Streit wegen Projektentwicklung geht weiter

Burkhard Wagner fürchtet, dass Unternehmen erpresst werden. Der Eigentümer würde nie etwas zum Nachteil der Firmen und Gemeinde tun.

06.10.2021 UPDATE: 07.10.2021 06:00 Uhr 3 Minuten, 57 Sekunden
Neben Holzbau Otto befindet sich ein Grundstück, das im Besitz von Hensel Immobilien ist. Einst war es als Erschließungsstraße für die Gewerbeparkerweiterung angedacht, aber nach der jüngsten Entwicklung will das Unternehmen das Areal nicht einfach so hergeben. Foto: Dorn

Von Annette Steininger

Hirschberg. Für die Projektentwickler Mathias Hensel und Burkhard Wagner von Hensel Immobilien ist der Hirschberger Gewerbepark "ihr Baby". Das wiederholen und betonen die beiden immer wieder, wenn es jetzt um die Entwicklung des zehn Hektar großen Erweiterungsgeländes geht. Doch der Eigentümer, Ferdinand Graf von Wiser, hat sich dazu entschieden, das Areal mit Projektentwickler Michael Zimmermann in Angriff zu nehmen. Nachdem sich bereits Hensel mit Vorwürfen gegenüber von Wiser zu Wort gemeldet hatte, äußert sich nun auch Wagner, der damals die Erschließung des Gewerbeparks vor 20 Jahren federführend mitbegleitet hat.

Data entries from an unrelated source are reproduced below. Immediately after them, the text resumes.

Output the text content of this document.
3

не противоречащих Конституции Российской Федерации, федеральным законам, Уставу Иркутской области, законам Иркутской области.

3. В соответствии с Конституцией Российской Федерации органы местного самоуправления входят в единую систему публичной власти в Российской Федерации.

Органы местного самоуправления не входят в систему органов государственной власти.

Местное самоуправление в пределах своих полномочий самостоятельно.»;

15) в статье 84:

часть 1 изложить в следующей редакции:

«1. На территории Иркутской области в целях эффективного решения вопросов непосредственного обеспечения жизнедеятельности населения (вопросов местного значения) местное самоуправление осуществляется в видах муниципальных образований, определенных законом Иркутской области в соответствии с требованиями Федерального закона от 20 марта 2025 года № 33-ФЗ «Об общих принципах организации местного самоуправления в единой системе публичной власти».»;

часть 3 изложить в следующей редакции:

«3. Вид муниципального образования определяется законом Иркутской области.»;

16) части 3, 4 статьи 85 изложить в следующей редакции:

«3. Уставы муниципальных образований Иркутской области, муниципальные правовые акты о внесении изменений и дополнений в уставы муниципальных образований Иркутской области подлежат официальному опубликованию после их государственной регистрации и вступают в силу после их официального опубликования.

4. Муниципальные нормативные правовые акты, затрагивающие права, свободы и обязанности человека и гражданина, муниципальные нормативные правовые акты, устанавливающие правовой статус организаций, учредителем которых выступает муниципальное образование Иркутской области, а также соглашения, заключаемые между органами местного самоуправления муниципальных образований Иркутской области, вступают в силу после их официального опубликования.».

"Überrascht", ja, gar "entsetzt" zeigt sich der Jurist über einen Anruf des Grafen, den er drei Wochen nach dem Bürgerentscheid über die Gewerbeparkserweiterung im März erhalten habe. Darin habe ihm dieser mitgeteilt, einen "neuen kompetenten Kopf" gefunden zu haben, mit dessen Unternehmen der Eigentümer nun die Entwicklung realisieren will. Bis dahin, so Wagner, seien er und Hensel fest davon ausgegangen, dass sie die "erfolgreiche und gute Arbeit" gemeinsam fortsetzen würden.

Was passiert mit dem Schlüsselgrundstück?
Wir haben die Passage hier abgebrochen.